This invention relates to beacon based collision avoidance systems (BCAS) for aircraft and more particularly to such systems which require a minimum of ground sites and whereby data which can be used to calculate collision threat is obtained.
The problem of preventing mid-air collisions of aircraft has long confronted the aircraft industry generally. This problem has recently become more acute with the introduction of relatively large and expensive aircraft each of which is capable of carrying great numbers of passengers. The public has come to expect that the aviation industry provide comprehensive flight services with a high degree of safety and the industry has striven to provide it. It is, however, now recognized that the conventional air traffic control (ATC) system suffers from rather severe limitations with respect to mid-air collision prevention because of the constantly increasing volume of air traffic. Under conventional ATC standards each airborne aircraft under control is assigned an exclusive volume of air space about the aircraft. As the density of traffic increases and air speeds rise, the volume of space that must be assigned to each controlled aircraft must also be increased to provide an adequate margin or periphery of safety about each aircraft, and all aircraft need to be placed under positive control.

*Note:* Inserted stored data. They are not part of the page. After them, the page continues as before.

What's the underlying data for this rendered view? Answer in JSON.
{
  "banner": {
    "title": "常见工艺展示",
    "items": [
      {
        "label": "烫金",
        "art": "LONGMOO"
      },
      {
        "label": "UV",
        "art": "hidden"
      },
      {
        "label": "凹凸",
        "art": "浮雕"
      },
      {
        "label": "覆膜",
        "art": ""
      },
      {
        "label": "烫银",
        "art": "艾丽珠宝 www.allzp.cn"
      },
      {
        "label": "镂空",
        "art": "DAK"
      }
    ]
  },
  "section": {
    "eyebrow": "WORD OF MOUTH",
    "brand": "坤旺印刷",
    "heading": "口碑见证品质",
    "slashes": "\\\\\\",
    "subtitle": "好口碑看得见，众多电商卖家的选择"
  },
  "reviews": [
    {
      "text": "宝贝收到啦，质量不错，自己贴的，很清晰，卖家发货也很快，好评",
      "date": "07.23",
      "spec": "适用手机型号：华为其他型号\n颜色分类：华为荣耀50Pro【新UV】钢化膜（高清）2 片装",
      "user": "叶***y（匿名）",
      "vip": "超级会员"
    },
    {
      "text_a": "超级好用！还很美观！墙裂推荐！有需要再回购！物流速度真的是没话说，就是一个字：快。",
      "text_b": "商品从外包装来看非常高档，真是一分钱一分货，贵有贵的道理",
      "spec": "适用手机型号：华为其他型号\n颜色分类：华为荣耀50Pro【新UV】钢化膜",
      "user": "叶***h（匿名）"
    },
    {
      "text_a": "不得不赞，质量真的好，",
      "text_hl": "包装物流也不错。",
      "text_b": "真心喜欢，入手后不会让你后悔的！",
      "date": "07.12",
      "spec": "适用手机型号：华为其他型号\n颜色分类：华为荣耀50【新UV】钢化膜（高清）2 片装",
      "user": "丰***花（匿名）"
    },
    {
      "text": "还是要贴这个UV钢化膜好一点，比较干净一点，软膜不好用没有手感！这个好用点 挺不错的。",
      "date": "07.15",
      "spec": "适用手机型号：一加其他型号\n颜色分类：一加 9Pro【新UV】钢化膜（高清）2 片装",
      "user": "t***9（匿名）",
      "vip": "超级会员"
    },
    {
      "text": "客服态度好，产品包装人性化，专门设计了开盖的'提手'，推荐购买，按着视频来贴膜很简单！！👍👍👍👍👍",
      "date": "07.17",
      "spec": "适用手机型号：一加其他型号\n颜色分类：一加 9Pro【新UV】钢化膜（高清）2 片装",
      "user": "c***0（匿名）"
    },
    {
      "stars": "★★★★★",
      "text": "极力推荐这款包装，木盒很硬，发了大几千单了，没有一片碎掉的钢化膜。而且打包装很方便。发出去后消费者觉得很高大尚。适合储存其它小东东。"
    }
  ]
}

There is now considerable interest in techniques for providing aircraft with auxiliary information which will support a back-up to the ATC system so that appropriate collision avoidance maneuvers can be made in the event of ATC system error or malfunction or pilot error and/or to bring aircraft not under positive control into the avoidance system. Various back-up collision avoidance systems have been proposed, one of which, the beacon collision avoidance system (BCAS) is of particular interest at the present time since it affords immediate protection of the BCAS equipped aircraft from all ATCRBS transponder equipped aircraft. The present invention comprises an improvement over other forms of BCAS systems. BCAS is characterized in that each protected aircraft has on-board equipment which considers the responses of intruder aircraft within its field of interest to interrogations from a standard ground air traffic control beacon system interrogator (ATCBI). Where there are two spaced apart ground ATCBI stations interrogating the particulaar field of interest, it has been claimed that the protected aircraft can determine with a relatively high degree of accuracy the position of intruder aircraft with respect to the protected aircraft and thus provide itself with collision avoidance information.
The same basic technique may also be used on the ground to provide passive (non-interrogating) surveillance using the reply signals generated to nearby active interrogators. In this application the amount of interference generated at the beacon frequencies (1030 and 1090 MHz) is held constant permitting an increase in the number of control facilities without increasing interference.